"Ein Sommernachmittag und das Makabre danach": 156
10. April 2012 , Geschrieben von TeddeMehr Veröffentlicht in #"Ein Sommernachmittag und das Makabre danach"
Der Tresen-Pirat, der schüttelte den Schädel mit dem roten Totenkopfmotivtuch oben, meinte zu dem Neuankömmling, er kriege dann ein Pils, wenn er auf der Stelle bezahle oder alles zahle, was er aufschreiben hätte lassen, den vollen Betrag.
Nun räkelte meine Bekanntschaft sich zwischen zwei Hockern herum, gaffte wie auf Randale aus in der Gegend herum.
Die Angst überkam mich, die Type könnte jede Sekunde sich aufmachen, bei Joeys auszumarschieren. Als der erneut in meine Richtung guckte, ohne mich direkt erkennen zu wollen, habe ich ihm eins hingewunken.
Ohne große Umstände, daß der andere sich vom Thekenrand abgestoßen hat, sich aufmachte, zu mir herzukommen.
Grußlos plazierte der mit dem pinkfarbenen Strubbelhaar sich bei mir am Tisch, stierte mich an wie ein Ungeziefer, nach dem er bei erstbester Gelegenheit zu schlagen gedächte.

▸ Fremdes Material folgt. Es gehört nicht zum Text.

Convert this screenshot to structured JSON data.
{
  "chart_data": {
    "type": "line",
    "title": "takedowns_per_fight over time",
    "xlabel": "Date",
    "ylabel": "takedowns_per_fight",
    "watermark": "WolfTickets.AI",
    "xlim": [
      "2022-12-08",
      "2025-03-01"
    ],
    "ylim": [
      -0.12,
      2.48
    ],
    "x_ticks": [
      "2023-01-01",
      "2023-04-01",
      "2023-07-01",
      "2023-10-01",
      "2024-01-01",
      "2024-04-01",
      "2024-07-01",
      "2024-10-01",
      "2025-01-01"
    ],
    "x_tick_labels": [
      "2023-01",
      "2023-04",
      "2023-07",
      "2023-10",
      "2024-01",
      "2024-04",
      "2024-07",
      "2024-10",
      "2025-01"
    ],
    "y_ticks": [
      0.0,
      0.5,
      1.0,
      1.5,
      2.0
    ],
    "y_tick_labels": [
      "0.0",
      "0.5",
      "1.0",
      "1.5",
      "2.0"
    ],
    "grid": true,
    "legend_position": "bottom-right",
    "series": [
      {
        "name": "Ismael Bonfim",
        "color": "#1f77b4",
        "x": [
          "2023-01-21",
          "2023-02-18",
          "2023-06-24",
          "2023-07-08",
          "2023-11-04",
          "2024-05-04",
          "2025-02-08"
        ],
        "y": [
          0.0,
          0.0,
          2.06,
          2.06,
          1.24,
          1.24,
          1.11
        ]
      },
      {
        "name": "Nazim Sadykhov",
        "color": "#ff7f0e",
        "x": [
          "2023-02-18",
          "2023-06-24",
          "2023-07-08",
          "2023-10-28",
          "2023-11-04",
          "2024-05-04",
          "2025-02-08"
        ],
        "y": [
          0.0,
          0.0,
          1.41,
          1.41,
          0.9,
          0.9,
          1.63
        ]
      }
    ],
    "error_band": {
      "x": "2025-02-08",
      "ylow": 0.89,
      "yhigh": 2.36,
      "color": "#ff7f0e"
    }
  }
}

Immer noch war der Lärm im Joeys nicht neuerlich losgegangen, daß man verständlich eine Unterhaltung miteinander führen konnte.
Ich sage: 'Hallo!'
Der andere: 'Eh, Arschloch - kenn' ich dich nicht woher? Denk' mir die ganze Zeit, dich, dich kenn' ich von irgendwoher, Arschloch. Woher kenn' ich das Arschloch aber ...? He, Arschloch, was willste von mir? Willst mir sicher ein Pils zahlen, oder nicht? Oder was sonst? Was will die Arschloch-Fresse sonst? Eh, rausgehen mit mir ...? Hier raus? Sag, was will deine Fresse von mir? Ein paar Glocken für die Fresse kannst du sofort aufgehübscht haben ...'
Ich: 'Ich be-stell' dir ein Pils.'
Er: 'Nein, tust du nicht! Du gibst mir das Geld. Her mit dem Geld, sag' ich. Mein Pils hol' ich mir selber.'
Ich: 'Auch gut. Ich ge-geb' dir das Geld.'
Einen Zehner, den ich mir nervös, zittrig aus dem Geldbeutel gefingert hab', während so was von gemeine Augen auf mich draufgeglotzt haben. Auf die Tischfläche legte ich den Zehner.
Den Zehner hat mein Freund sich ohne große Umstände gegriffen, ist aufgestanden, fort, sich sein Pils am Tresen vom Piraten zu besorgen.
In beiden Händen ein gefülltes Pilsglas für sich, ist ER grinsend zu mir zurückgekehrt. Mir gegenüber hat ER sich wieder hingehockt. Breit grinst ER mir die nächste Runde, unverhohlene Totschlaglüsternheit im Ausdruck seiner Augen. Ein diamantenes Knopf-Piercing glitzerte bei IHM im Nasenflügel.
*
Zweiundzwanzigster Juli, meine Tagebuch-Datei offen.